SEC'in NFT sanatçılarının peşine düşmesi için hiçbir emsal olmazdı. Aslında, tüm gerçekler sanatın herhangi bir biçimde veya biçimde bir menkul kıymet olarak kategorize edilmesine karşı çıkıyor. Mantıklı değil. Herkes, bireylerin ve kuruluşların menkul kıymet olarak düzenlenmeyen sanat eserlerini alıp sattığını bilir. Çevrimiçi NFT'ler çoğu durumda bu modeli izler.
Dolayısıyla, OpenSea'deki projelerin çoğu söz konusu olduğunda, SEC'in olası bir mevzuat konusunda ayakta durabileceği bir nokta olmayacak.

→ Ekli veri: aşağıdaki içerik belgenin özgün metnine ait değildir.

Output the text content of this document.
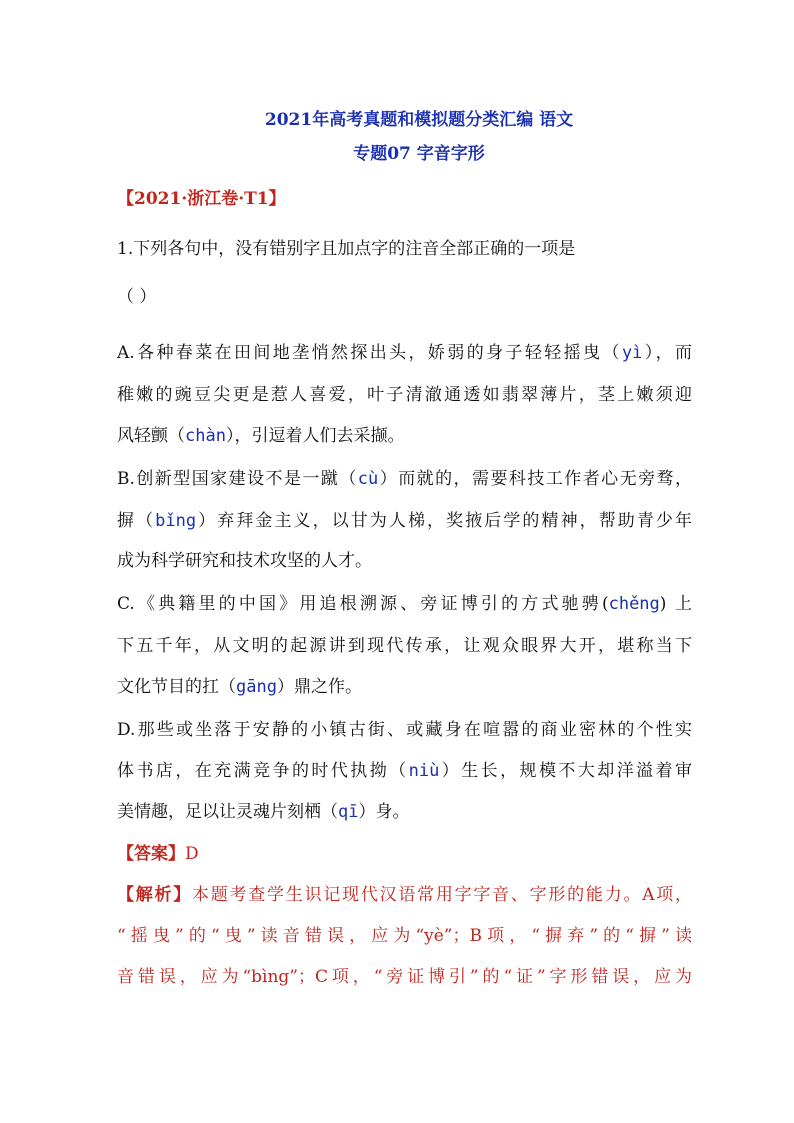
2021年高考真题和模拟题分类汇编 语文
专题07 字音字形
【2021·浙江卷·T1】
1.下列各句中，没有错别字且加点字的注音全部正确的一项是
（ ）
A.各种春菜在田间地垄悄然探出头，娇弱的身子轻轻摇曳（yì），而
稚嫩的豌豆尖更是惹人喜爱，叶子清澈通透如翡翠薄片，茎上嫩须迎
风轻颤（chàn），引逗着人们去采撷。
B.创新型国家建设不是一蹴（cù）而就的，需要科技工作者心无旁骛，
摒（bǐng）弃拜金主义，以甘为人梯，奖掖后学的精神，帮助青少年
成为科学研究和技术攻坚的人才。
C.《典籍里的中国》用追根溯源、旁证博引的方式驰骋(chěng) 上
下五千年，从文明的起源讲到现代传承，让观众眼界大开，堪称当下
文化节目的扛（gāng）鼎之作。
D.那些或坐落于安静的小镇古街、或藏身在喧嚣的商业密林的个性实
体书店，在充满竞争的时代执拗（niù）生长，规模不大却洋溢着审
美情趣，足以让灵魂片刻栖（qī）身。
【答案】D
【解析】本题考查学生识记现代汉语常用字字音、字形的能力。A项，
“摇曳”的“曳”读音错误，应为“yè”；B项，“摒弃”的“摒”读
音错误，应为“bìng”；C项，“旁证博引”的“证”字形错误，应为
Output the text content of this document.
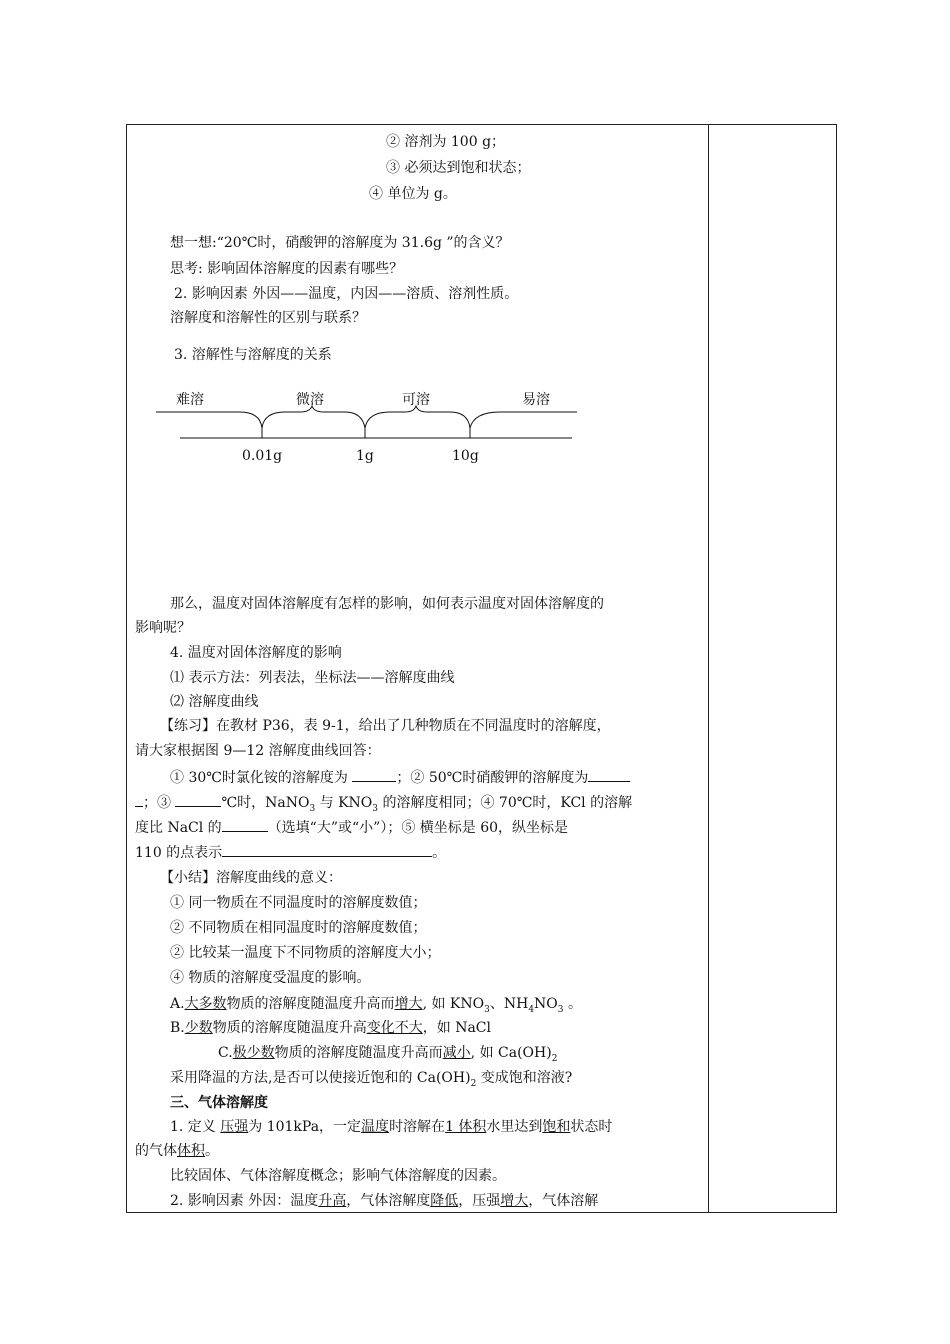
② 溶剂为 100 g；
③ 必须达到饱和状态；
④ 单位为 g。
想一想:“20℃时，硝酸钾的溶解度为 31.6g ”的含义？
思考: 影响固体溶解度的因素有哪些？
2. 影响因素 外因——温度，内因——溶质、溶剂性质。
溶解度和溶解性的区别与联系？
3. 溶解性与溶解度的关系
难溶	微溶	可溶	易溶
0.01g	1g	10g
那么，温度对固体溶解度有怎样的影响，如何表示温度对固体溶解度的
影响呢？
4. 温度对固体溶解度的影响
⑴ 表示方法：列表法，坐标法——溶解度曲线
⑵ 溶解度曲线
【练习】在教材 P36，表 9-1，给出了几种物质在不同温度时的溶解度，
请大家根据图 9—12 溶解度曲线回答：
① 30℃时氯化铵的溶解度为	；② 50℃时硝酸钾的溶解度为
；③	℃时，NaNO$_3$ 与 $KNO_3$ 的溶解度相同；④ 70℃时，KCl 的溶解
度比 NaCl 的	（选填“大”或“小”）；⑤ 横坐标是 60，纵坐标是
110 的点表示	。
【小结】溶解度曲线的意义：
① 同一物质在不同温度时的溶解度数值；
② 不同物质在相同温度时的溶解度数值；
② 比较某一温度下不同物质的溶解度大小；
④ 物质的溶解度受温度的影响。
A.大多数物质的溶解度随温度升高而增大, 如 $KNO_3$、$NH_4NO_3$ 。
B.少数物质的溶解度随温度升高变化不大，如 NaCl
C.极少数物质的溶解度随温度升高而减小, 如 $Ca(OH)_2$
采用降温的方法,是否可以使接近饱和的 $Ca(OH)_2$ 变成饱和溶液?
三、气体溶解度
1. 定义 压强为 101kPa，一定温度时溶解在1 体积水里达到饱和状态时
的气体体积。
比较固体、气体溶解度概念；影响气体溶解度的因素。
2. 影响因素 外因：温度升高，气体溶解度降低，压强增大，气体溶解
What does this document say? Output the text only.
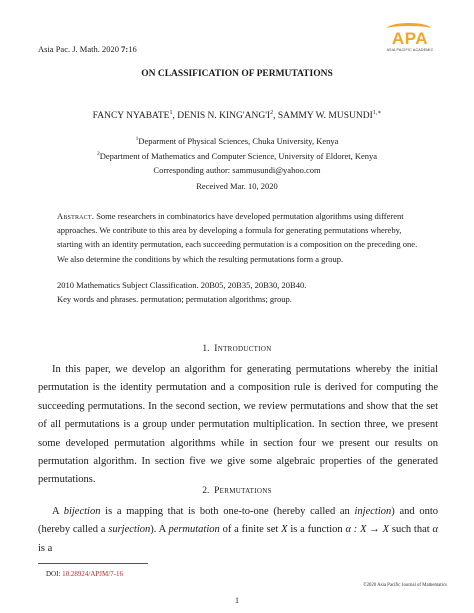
Asia Pac. J. Math. 2020 7:16
APA
ASIA PACIFIC ACADEMIC
ON CLASSIFICATION OF PERMUTATIONS
FANCY NYABATE$^1$, DENIS N. $KING'ANG'I^2$, SAMMY W. $MUSUNDI^{1,∗}$
$^1$Deparment of Physical Sciences, Chuka University, Kenya
$^2$Department of Mathematics and Computer Science, University of Eldoret, Kenya
Corresponding author: sammusundi@yahoo.com
Received Mar. 10, 2020
Abstract. Some researchers in combinatorics have developed permutation algorithms using different approaches. We contribute to this area by developing a formula for generating permutations whereby, starting with an identity permutation, each succeeding permutation is a composition on the preceding one. We also determine the conditions by which the resulting permutations form a group.
2010 Mathematics Subject Classification. 20B05, 20B35, 20B30, 20B40.
Key words and phrases. permutation; permutation algorithms; group.
1. Introduction
In this paper, we develop an algorithm for generating permutations whereby the initial permutation is the identity permutation and a composition rule is derived for computing the succeeding permutations. In the second section, we review permutations and show that the set of all permutations is a group under permutation multiplication. In section three, we present some developed permutation algorithms while in section four we present our results on permutation algorithm. In section five we give some algebraic properties of the generated permutations.
2. Permutations
A bijection is a mapping that is both one-to-one (hereby called an injection) and onto (hereby called a surjection). A permutation of a finite set X is a function α : X → X such that α is a
DOI: 10.28924/APJM/7-16
©2020 Asia Pacific Journal of Mathematics
1
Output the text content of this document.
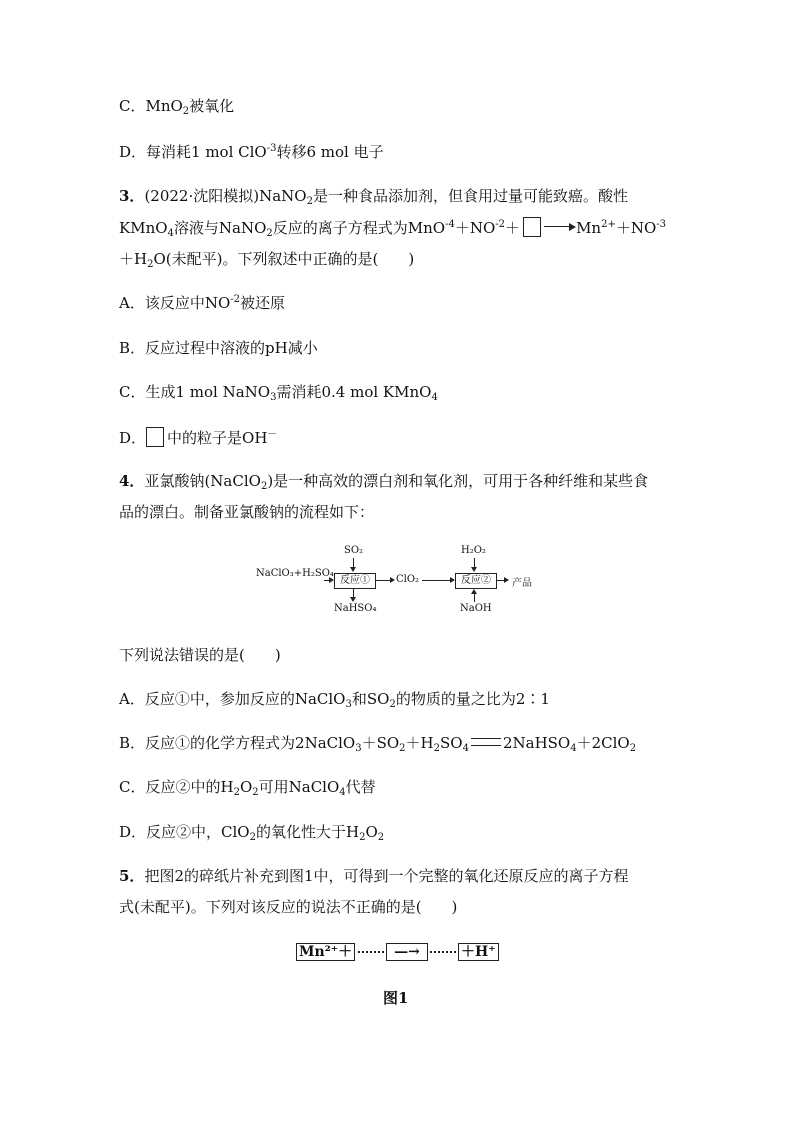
C．MnO$_2$被氧化
D．每消耗1 mol ClO$^{-3}$转移6 mol 电子
3．(2022·沈阳模拟)NaNO$_2$是一种食品添加剂，但食用过量可能致癌。酸性
KMnO$_4$溶液与NaNO$_2$反应的离子方程式为$MnO^{-4}+NO^{-2}+$	$Mn^{2+}+NO^{-3}$
$+H_2O$(未配平)。下列叙述中正确的是(　　)
A．该反应中$NO^{-2}$被还原
B．反应过程中溶液的pH减小
C．生成1 mol NaNO$_3$需消耗0.4 mol KMnO$_4$
D． 中的粒子是OH－
4．亚氯酸钠(NaClO$_2$)是一种高效的漂白剂和氧化剂，可用于各种纤维和某些食
品的漂白。制备亚氯酸钠的流程如下：
NaClO₃+H₂SO₄
SO₂
反应①
NaHSO₄
ClO₂
H₂O₂
反应②
NaOH
产品
下列说法错误的是(　　)
A．反应①中，参加反应的NaClO$_3$和$SO_2$的物质的量之比为2∶1
B．反应①的化学方程式为$2NaClO_3+SO_2+H_2SO_4$ 2NaHSO$_4$＋2ClO$_2$
C．反应②中的$H_2O_2$可用NaClO$_4$代替
D．反应②中，ClO$_2$的氧化性大于$H_2O_2$
5．把图2的碎纸片补充到图1中，可得到一个完整的氧化还原反应的离子方程
式(未配平)。下列对该反应的说法不正确的是(　　)
Mn²⁺＋	—→	＋H⁺
图1
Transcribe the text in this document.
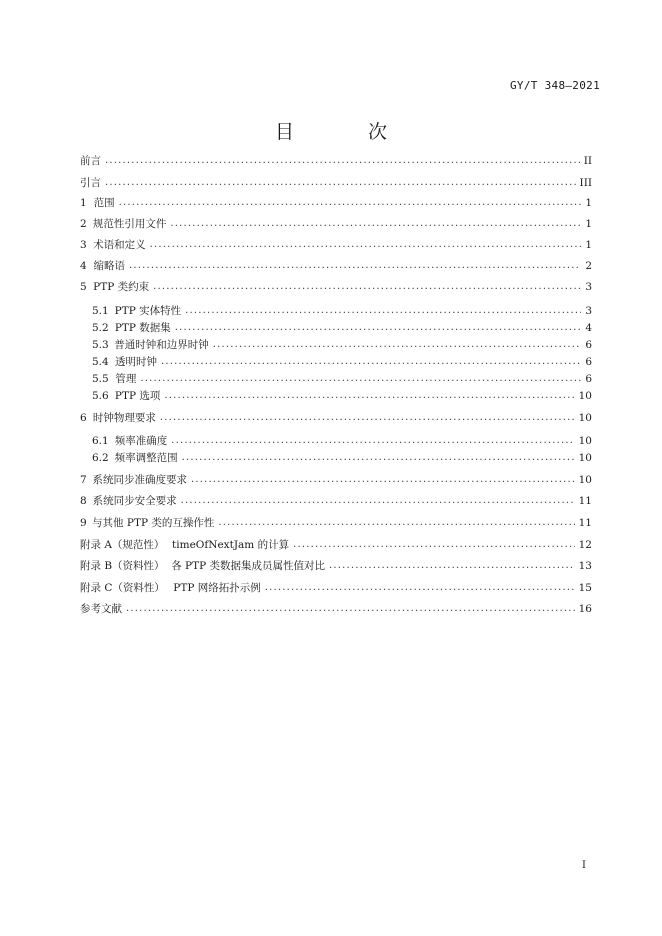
GY/T 348—2021
目 次
前言 .....	II
引言 .....	III
1 范围 .....	1
2 规范性引用文件 .....	1
3 术语和定义 .....	1
4 缩略语 .....	2
5 PTP 类约束 .....	3
5.1 PTP 实体特性 .....	3
5.2 PTP 数据集 .....	4
5.3 普通时钟和边界时钟 .....	6
5.4 透明时钟 .....	6
5.5 管理 .....	6
5.6 PTP 选项 .....	10
6 时钟物理要求 .....	10
6.1 频率准确度 .....	10
6.2 频率调整范围 .....	10
7 系统同步准确度要求 .....	10
8 系统同步安全要求 .....	11
9 与其他 PTP 类的互操作性 .....	11
附录 A（规范性） timeOfNextJam 的计算 .....	12
附录 B（资料性） 各 PTP 类数据集成员属性值对比 .....	13
附录 C（资料性） PTP 网络拓扑示例 .....	15
参考文献 .....	16
I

Bunun yerine, SEC'in odak noktası, yalnızca sanatlarını yeni ve heyecan verici bir şekilde çevrimiçi satmaya çalışan saf sanatçılardan ziyade, yatırım olarak tanıtılan ve aynı zamanda bir NFT koleksiyonunun kurucularının çabaları sayesinde gelecekte bir miktar kar sağlayan NFT'ler olacak.
SEC emsali ve token emsallerine benzer NFT'ler
SEC'in NFT sektörüne karşı açtığı geçmiş davalarda, SEC net bir örüntü ortaya koymuştur. NFT'lerin nasıl tanıtıldığı davanın merkezindeydi ve ayrıca NFT koleksiyonu ekibinin çalışmaları sayesinde gelecekteki kar vaadi de vardı.
Tıpkı ICO günlerinde olduğu gibi, birçok proje teknoloji üzerinde çalışmadan cesur vaatlerde bulunurken, birçok NFT olmayan proje, kurucuların yatırım toplamaya çalıştığı birer buhar yazılımı veya araç işlevi gördü. Yenilik yerine, birçok proje yalnızca abartı ve abartıya dayanıyordu, özellikle de SEC'nin kırmızı bayrak olarak gördüğü projenin potansiyel yeniden satış değeri etrafında.
Telif hakkı planları, gelir dağıtımı ve benzeri NFT projeleri SEC'in peşinde olduğu projelerdir. Bu nedenle, çoğu NFT sanatçısı rahat bir nefes alabilir, mücadeleyi OpenSea avukatlarına bırakabilir ve yaratmaya geri dönebilir.
Daha karmaşık NFT yapılarını deneyenler artık bekleme oyunu oynamak zorunda. Gerçekten de, SEC'in OpenSea'ye yönelik Wells Bildirimi'nin bir faydası olacaksa, bu en azından NFT'ler alanında düzenleyici netlik olasılığı için uzun süre geçerli olacaktır.